L’Uomo mangia quel che la Cultura gli detta; e, “naturalmente”, quel che Egli detta alla Cultura: mangia ciò che gli pare e gli piace; per convenienza, abitudini, pregiudizi, tabù, superstizioni, bibbie e filosofie; e pressioni ambientali.
Pitagora, non uno qualunque, non mangiava carne. Per la pietas nota anche a Plutarco, a Epicuro e ad altri ingegni filosofici, certo; ma anche per considerazioni igieniche rilevantissime.

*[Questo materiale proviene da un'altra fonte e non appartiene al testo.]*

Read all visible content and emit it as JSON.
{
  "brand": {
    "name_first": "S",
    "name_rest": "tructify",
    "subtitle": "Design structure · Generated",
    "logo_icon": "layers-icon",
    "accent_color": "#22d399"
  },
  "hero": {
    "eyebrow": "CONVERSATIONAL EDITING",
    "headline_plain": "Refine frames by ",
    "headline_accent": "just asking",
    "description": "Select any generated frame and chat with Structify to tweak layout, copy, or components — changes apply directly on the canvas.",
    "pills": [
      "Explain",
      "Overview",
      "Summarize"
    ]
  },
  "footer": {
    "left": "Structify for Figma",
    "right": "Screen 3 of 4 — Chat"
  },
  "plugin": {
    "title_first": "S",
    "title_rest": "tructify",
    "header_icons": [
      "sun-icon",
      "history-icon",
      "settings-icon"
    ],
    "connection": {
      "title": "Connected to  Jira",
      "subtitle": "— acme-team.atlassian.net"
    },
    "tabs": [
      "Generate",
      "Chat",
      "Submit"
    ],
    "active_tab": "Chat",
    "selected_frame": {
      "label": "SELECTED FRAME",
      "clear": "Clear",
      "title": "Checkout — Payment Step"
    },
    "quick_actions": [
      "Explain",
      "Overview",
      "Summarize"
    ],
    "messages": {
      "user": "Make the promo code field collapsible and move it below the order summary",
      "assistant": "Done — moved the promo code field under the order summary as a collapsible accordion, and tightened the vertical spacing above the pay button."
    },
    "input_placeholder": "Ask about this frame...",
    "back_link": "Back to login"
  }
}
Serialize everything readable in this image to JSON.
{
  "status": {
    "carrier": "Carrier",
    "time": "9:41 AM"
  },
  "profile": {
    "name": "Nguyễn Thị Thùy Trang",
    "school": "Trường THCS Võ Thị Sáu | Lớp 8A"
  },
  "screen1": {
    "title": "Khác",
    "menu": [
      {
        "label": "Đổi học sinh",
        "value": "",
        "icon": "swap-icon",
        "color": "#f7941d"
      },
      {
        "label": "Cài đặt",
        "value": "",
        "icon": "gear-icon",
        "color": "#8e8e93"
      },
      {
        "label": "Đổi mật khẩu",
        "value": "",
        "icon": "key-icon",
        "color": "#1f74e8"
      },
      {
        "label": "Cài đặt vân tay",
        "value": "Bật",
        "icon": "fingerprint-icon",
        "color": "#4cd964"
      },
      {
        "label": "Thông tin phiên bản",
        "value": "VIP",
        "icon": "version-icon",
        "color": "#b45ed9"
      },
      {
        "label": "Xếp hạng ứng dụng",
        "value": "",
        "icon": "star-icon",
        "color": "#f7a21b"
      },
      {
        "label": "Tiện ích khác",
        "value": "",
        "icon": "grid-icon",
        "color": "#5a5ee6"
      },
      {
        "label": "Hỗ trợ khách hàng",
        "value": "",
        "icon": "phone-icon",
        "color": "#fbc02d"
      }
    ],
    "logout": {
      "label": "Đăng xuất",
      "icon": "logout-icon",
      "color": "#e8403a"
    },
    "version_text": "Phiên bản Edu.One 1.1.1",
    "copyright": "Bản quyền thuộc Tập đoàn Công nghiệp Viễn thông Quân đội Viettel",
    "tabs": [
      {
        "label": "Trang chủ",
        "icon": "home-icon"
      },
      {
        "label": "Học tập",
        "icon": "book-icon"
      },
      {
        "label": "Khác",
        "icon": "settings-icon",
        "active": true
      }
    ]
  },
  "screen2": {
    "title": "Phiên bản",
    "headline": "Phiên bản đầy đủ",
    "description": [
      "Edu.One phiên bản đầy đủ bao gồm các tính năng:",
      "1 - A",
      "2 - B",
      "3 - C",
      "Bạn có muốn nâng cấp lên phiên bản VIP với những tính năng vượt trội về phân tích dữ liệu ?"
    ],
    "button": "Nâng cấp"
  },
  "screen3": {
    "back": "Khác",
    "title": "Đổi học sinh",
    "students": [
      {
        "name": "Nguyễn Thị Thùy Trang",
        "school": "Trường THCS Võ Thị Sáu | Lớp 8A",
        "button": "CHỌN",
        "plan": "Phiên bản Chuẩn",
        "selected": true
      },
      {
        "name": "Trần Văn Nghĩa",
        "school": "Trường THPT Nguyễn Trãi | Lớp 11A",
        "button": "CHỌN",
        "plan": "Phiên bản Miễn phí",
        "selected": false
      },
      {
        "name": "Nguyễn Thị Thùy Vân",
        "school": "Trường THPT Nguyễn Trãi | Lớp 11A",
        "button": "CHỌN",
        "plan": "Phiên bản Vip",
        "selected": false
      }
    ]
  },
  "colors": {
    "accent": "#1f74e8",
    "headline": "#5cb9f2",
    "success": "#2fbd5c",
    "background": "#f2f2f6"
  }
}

Pitagora consigliava, inoltre, di astenersi dalle fave. Oggi ci è noto il perché più probabile di tale tabù alimentare. Abbiamo sentito parlare del favismo (molto diffuso nel bacino del Mediterraneo)? Ebbene, un individuo affetto da favismo, già solo a 200 metri da un campo di fave rischia uno choc anafilattico.
Il tabù pitagorico è così spiegato.
Logica, passione, sentimenti, idiosincrasie, turbe: il cibo dell’uomo non è solo cibo. Altro che foie gras, altrimenti. Altro che bevande dolci e piene di anidride carbonica, diversamente.
Un animalista convinto è (anche) un vegetariano rigoroso.
Dobbiamo tendere verso il vegetarianismo?
Con quali conseguenze culturali?
Non siamo più le scimmie che fummo. Abbiamo fatto scintillare due pietre per produrre un fuoco destinato a diventare elettricità. Eppure siamo gli stessi animali bipedi (con la medesima struttura anatomico-fisiologica) che fummo nella notte dei (nostri) tempi evolutivi.
Possiamo vantare una (poco credibile) condizione di superiorità su tutte le altre specie? Cosa siamo disposti ad abbandonare, progressivamente o definitivamente, per meglio convivere con le altre specie animali – e con noi stessi, probabilmente?